— Ничего, дорогая, все
будет хорошо. И вот долгожданный вечер настал. Мадемуазель
Аламбер заехала за баронессой Дюамель, чтобы вместе с ней отправиться в
оперу .Женщины уже спускались по широкой мраморной лестнице, экипаж Констанции
ждал у крыльца, а Колетта, которой Констанция четверть часа втолковывала все
подробности своего хитроумного плана, оставшись одна, испугалась предстоящей
встречи.
Боясь, что опоздает и мать уедет, Колетта со слезами на глазах бросилась вслед
за
баронессой:
— Мама, мама, возьми меня с
собой! — кричала Колетта, растирая по лицу слезы.
Констанция досадливо поморщилась, а баронесса
строго посмотрела на дочь.
— Ты наказана, Колетта, и
еще целую неделю тебе будет запрещено появляться в
обществе.
— Но, мама, я так хочу
пойти с тобой в оперу... — Колетта с надеждой смотрела на
Констанцию, словно бы говоря своим взглядом: ну пожалуйста, уговори мою мать
взять
меня в оперу, я так боюсь встречи с Александром!

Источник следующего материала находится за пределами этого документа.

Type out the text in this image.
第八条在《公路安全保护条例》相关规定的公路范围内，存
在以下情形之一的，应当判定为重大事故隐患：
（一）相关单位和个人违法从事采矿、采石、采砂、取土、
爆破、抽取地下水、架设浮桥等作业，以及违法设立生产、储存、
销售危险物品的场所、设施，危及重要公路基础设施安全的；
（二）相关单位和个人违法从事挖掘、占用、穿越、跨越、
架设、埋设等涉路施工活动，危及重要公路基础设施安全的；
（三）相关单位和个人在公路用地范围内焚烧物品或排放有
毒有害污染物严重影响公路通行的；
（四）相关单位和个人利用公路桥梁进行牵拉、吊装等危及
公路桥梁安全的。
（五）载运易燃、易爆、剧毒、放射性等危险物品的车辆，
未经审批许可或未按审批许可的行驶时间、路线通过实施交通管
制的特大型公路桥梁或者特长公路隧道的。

Но Констанция оставалась безучастной к этим
немым просьбам девушки. Ведь в ее
планы не входили ни спокойствие баронессы Дюамель, ни устройство счастья самой
Колетты. Ей всего лишь нужно было отомстить Эмилю де Мориво за его
предательство. И
поэтому она не проронила ни слова, предоставив выяснять отношения дочери и
матери
самим.
— Мама, я обещаю тебе
больше никогда не поступать так дурно! Ну пожалуйста,
возьми меня с собой!
Баронесса колебалась, но Констанция крепко
сжала ее локоть, как бы говоря: нельзя
уступать, нужно быть твердой до конца.
И тяжело вздохнув, Франсуаза Дюамель
отрицательно покачала головой.
— Нет, ты останешься дома,
ты наказана.
— Но мама, пожалуйста!
— Я никогда не отменяю
данного мной слова. Ведь мы с тобой договорились, и ты
должна прочувствовать всю тяжесть своего поступка.
Заплакав навзрыд, Колетта побрела в свою
спальню. Но правда, с каждым шагом в
девушке нарастала злость на свою мать.
— Ну и пусть, — шептала
она, — не хочешь взять меня с собой, так я устрою. Я назло
тебе встречусь с Александром Шенье — и ты об этом даже не узнаешь.
Примерно такие же мысли навестили в этот
момент и Констанцию. Она в душе
посмеивалась над доверчивой баронессой Дюамель и над незадачливой молодой
возлюбленной.
Так и не дойдя до спальни, Колетта Дюамель
промокнула последние слезы. Глаза ее
были сухи и блестели неизвестно от чего — то ли от злости, то ли от
предвкушения
любовного свидания.
Загрохотал, отъезжая от дома экипаж
Констанции Аламбер, увозя с собой ненавистную
теперь уже мать.
Служанка подошла к своей юной госпоже.
— Пора, — только и сказала
она.
— Я так волнуюсь! —
воскликнула Колетта.
— Некогда отдаваться на
волю чувств, мадемуазель, нужно спешить, у нас слишком
мало времени, — и девушки заспешили к черному ходу. — Подождите немного,
мадемуазель, — служанка приоткрыла дверь и вышла на низкое крыльцо с зажженным
канделябром в руке.
Невдалеке, на противоположной стороне улицы,
тускло освещенной масляными
фонарями, ждала карета.
Девушка махнула рукой, и экипаж подкатил к
крыльцу. Служанка пристально
осмотрелась: улица была пуста. И она подала знак своей госпоже.